Continue on until you can see the water in Ireland Lake and then leave the trail. Take a left turn and head for the outlet of the lake. This is easy hiking across a grassy area that also has lots of wildflowers. Parsons Peak is immediately behind the lake to the south. Cross the outlet of the lake by rock hopping on the strategically placed stones and then turn to your right towards Parsons Peak. Walk a little ways down the shoreline and then head up the drainage that lies directly between Amelia Earhart Peak on your left and Parsons Peak on your right. There were still patches of hard snow in this area in the middle of August, but these are easily avoided. There is some rock hopping, but generally it is easy climbing up to the saddle at 11,500 ft.
At the saddle you get a great view of Yosemite to the west. The last bit of the climb involves climbing talus up the south slope of Parsons Peak all the way to the summit. No real problems here, just watch your step, you wouldn’t want to twist an ankle 12 miles from the car.
From the summit you can see Half Dome to the west and many other peaks all around, including Mt. Ritter to the south. Enjoy the view, eat your lunch, relax, relax some more, take more pictures. Head down the ridge to the 800 ft to the north to visit the Mariposa County highpoint (there is a little cairn here) and then head back home. I went down the north ridge of Parsons Peak and dropped back down to the basin that I used to climb up from Ireland Lake. It was steeper on this side and if there is a lot of snow, go back down the south ridge. Go back to Tuolumne Meadows on the same trails you used to get up here.
Sunscreen, Water, Hat, Good Shoes, and the Ten Essentials.
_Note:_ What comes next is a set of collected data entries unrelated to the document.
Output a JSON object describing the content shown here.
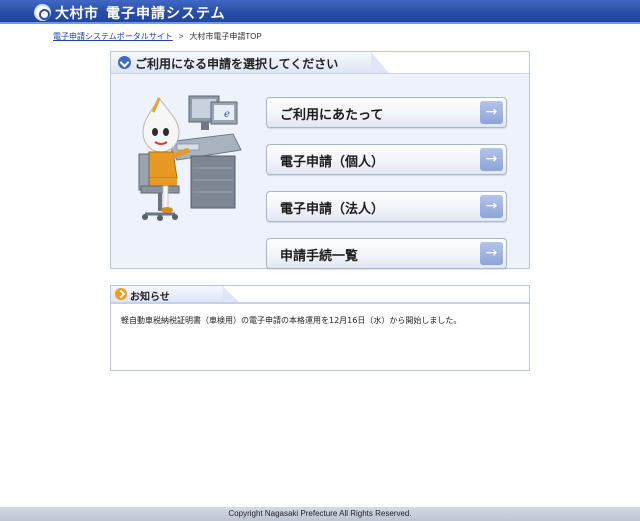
{
  "header": {
    "city": "大村市",
    "system": "電子申請システム"
  },
  "breadcrumb": {
    "portal_link": "電子申請システムポータルサイト",
    "separator": ">",
    "current": "大村市電子申請TOP"
  },
  "select_panel": {
    "title": "ご利用になる申請を選択してください",
    "buttons": [
      {
        "label": "ご利用にあたって"
      },
      {
        "label": "電子申請（個人）"
      },
      {
        "label": "電子申請（法人）"
      },
      {
        "label": "申請手続一覧"
      }
    ],
    "arrow_glyph": "→"
  },
  "notice_panel": {
    "title": "お知らせ",
    "text": "軽自動車税納税証明書（車検用）の電子申請の本格運用を12月16日（水）から開始しました。"
  },
  "footer": {
    "copyright": "Copyright Nagasaki Prefecture All Rights Reserved."
  },
  "colors": {
    "header_blue": "#2a4ea8",
    "panel_border": "#b9c8e6",
    "arrow_blue": "#8ea4d8",
    "notice_orange": "#f09a22"
  }
}
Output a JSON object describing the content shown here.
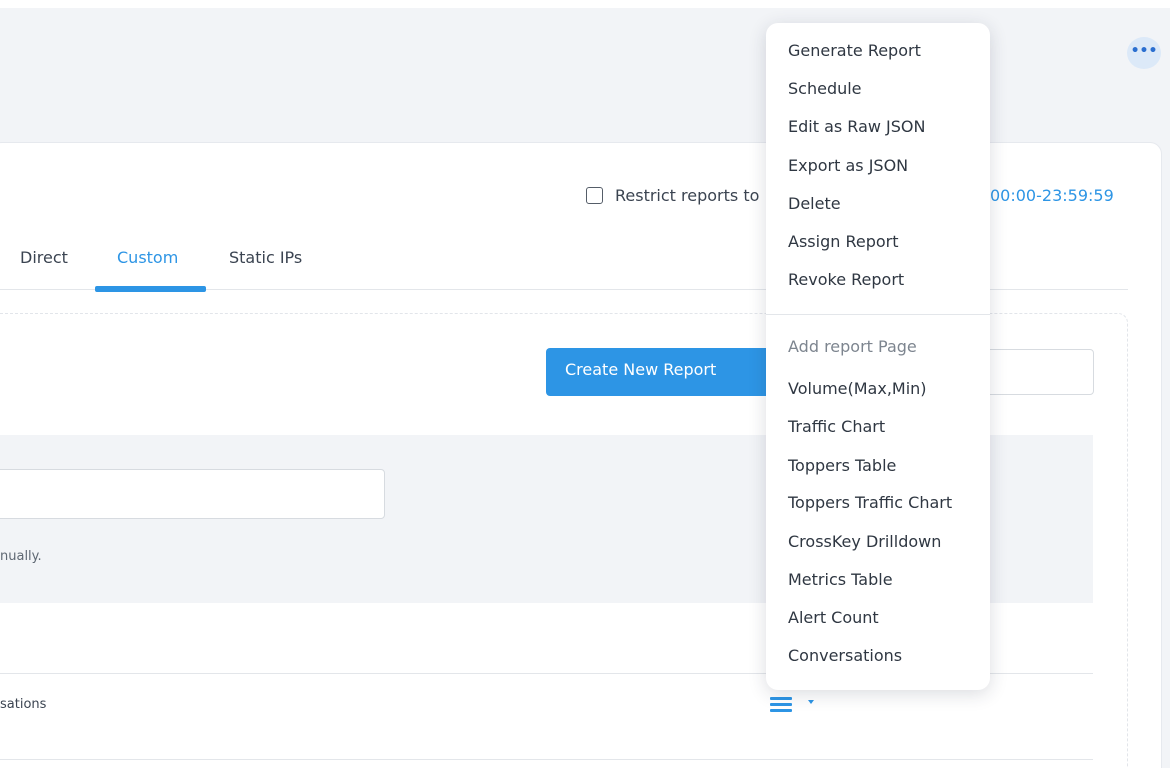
{
  "header": {
    "more_label": "•••"
  },
  "restrict": {
    "label": "Restrict reports to",
    "time_range": "00:00-23:59:59"
  },
  "tabs": [
    {
      "label": "Direct"
    },
    {
      "label": "Custom",
      "active": true
    },
    {
      "label": "Static IPs"
    }
  ],
  "toolbar": {
    "create_label": "Create New Report"
  },
  "form": {
    "hint": "nually."
  },
  "list": {
    "row_label": "sations"
  },
  "colors": {
    "accent": "#2d95e5",
    "page_bg": "#f2f4f7",
    "panel_bg": "#f2f4f7",
    "text": "#3b4451"
  },
  "icons": {
    "more": "ellipsis-icon",
    "row_menu": "hamburger-menu-icon",
    "row_caret": "caret-down-icon"
  },
  "dropdown": {
    "actions": [
      {
        "label": "Generate Report"
      },
      {
        "label": "Schedule"
      },
      {
        "label": "Edit as Raw JSON"
      },
      {
        "label": "Export as JSON"
      },
      {
        "label": "Delete"
      },
      {
        "label": "Assign Report"
      },
      {
        "label": "Revoke Report"
      }
    ],
    "section_header": "Add report Page",
    "pages": [
      {
        "label": "Volume(Max,Min)"
      },
      {
        "label": "Traffic Chart"
      },
      {
        "label": "Toppers Table"
      },
      {
        "label": "Toppers Traffic Chart"
      },
      {
        "label": "CrossKey Drilldown"
      },
      {
        "label": "Metrics Table"
      },
      {
        "label": "Alert Count"
      },
      {
        "label": "Conversations"
      }
    ]
  }
}
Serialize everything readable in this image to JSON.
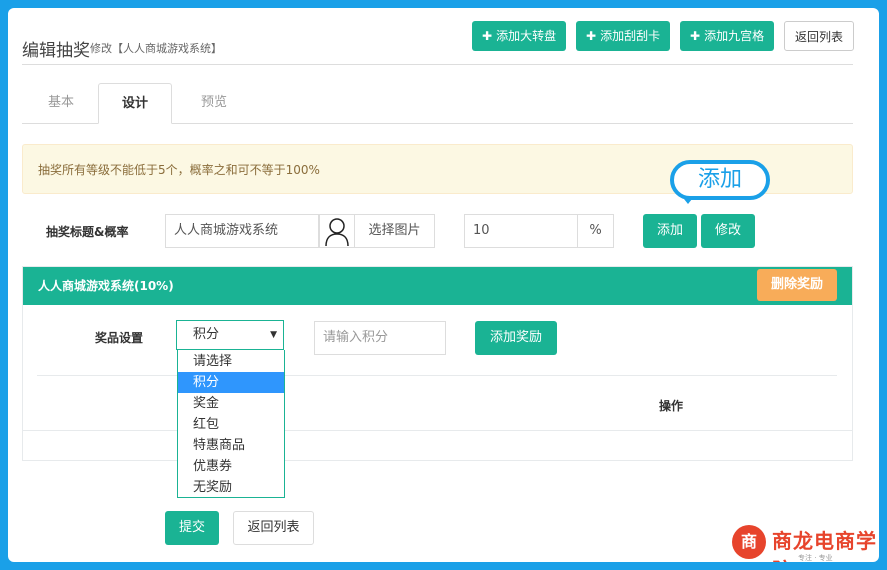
{
  "header": {
    "title": "编辑抽奖",
    "subtitle": "修改【人人商城游戏系统】",
    "buttons": {
      "add_wheel": "添加大转盘",
      "add_scratch": "添加刮刮卡",
      "add_nine": "添加九宫格",
      "back": "返回列表"
    }
  },
  "tabs": [
    "基本",
    "设计",
    "预览"
  ],
  "active_tab": "设计",
  "alert": "抽奖所有等级不能低于5个，概率之和可不等于100%",
  "callout": "添加",
  "form": {
    "title_label": "抽奖标题&概率",
    "title_value": "人人商城游戏系统",
    "choose_image": "选择图片",
    "rate_value": "10",
    "rate_unit": "%",
    "add_btn": "添加",
    "edit_btn": "修改"
  },
  "panel": {
    "heading": "人人商城游戏系统(10%)",
    "delete_btn": "删除奖励",
    "prize_label": "奖品设置",
    "select_value": "积分",
    "points_placeholder": "请输入积分",
    "add_reward_btn": "添加奖励",
    "column_action": "操作"
  },
  "dropdown_options": [
    "请选择",
    "积分",
    "奖金",
    "红包",
    "特惠商品",
    "优惠券",
    "无奖励"
  ],
  "dropdown_selected_index": 1,
  "footer": {
    "submit": "提交",
    "back": "返回列表"
  },
  "logo": {
    "mark": "商",
    "name": "商龙电商学院",
    "tagline": "专注 · 专业"
  },
  "colors": {
    "primary": "#1ab394",
    "warning": "#f8ac59",
    "frame": "#1aa0e8",
    "selected": "#2f96fd"
  }
}
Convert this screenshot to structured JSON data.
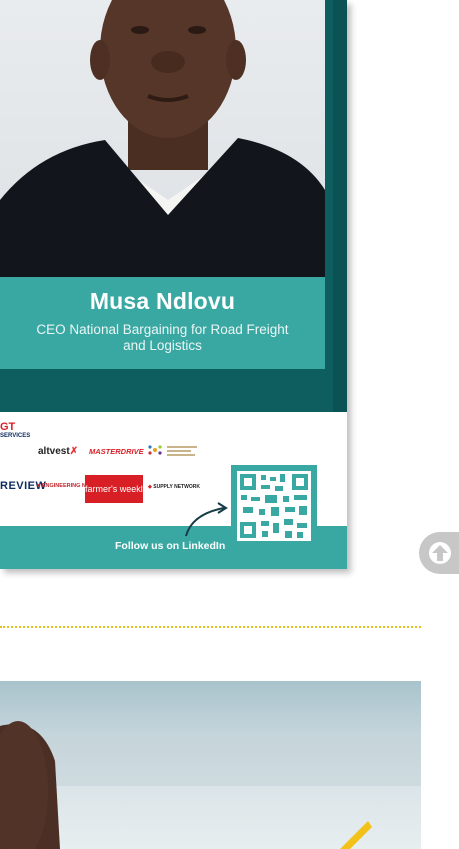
{
  "poster": {
    "name": "Musa Ndlovu",
    "role": "CEO National Bargaining for Road Freight and Logistics",
    "follow_text": "Follow us on LinkedIn",
    "logos": {
      "services": "SERVICES",
      "review": "REVIEW",
      "altvest": "altvest",
      "masterdrive": "MASTERDRIVE",
      "engineering_news": "ENGINEERING NEWS",
      "farmers_weekly": "farmer's weekly",
      "supply_network": "SUPPLY NETWORK"
    }
  },
  "colors": {
    "teal_dark": "#0e5d5f",
    "teal_light": "#3aa8a2",
    "divider": "#e2c21a",
    "scroll_button": "#c7c7c7"
  },
  "icons": {
    "scroll_top": "arrow-up-icon",
    "qr": "qr-code-icon",
    "follow_arrow": "curved-arrow-icon"
  }
}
There is nothing technical about this route. There are plenty of places to filer water along Lyell Fork of the Tuolumne River and Ireland Lake.
A Bear Canister is mandatory if you are overnight camping along the route.
Early in the season, you may need crampons and an ice axe to get up the final 1,000 ft to the summit. It is steep and there were still hard patches of snow in the middle of August 2005.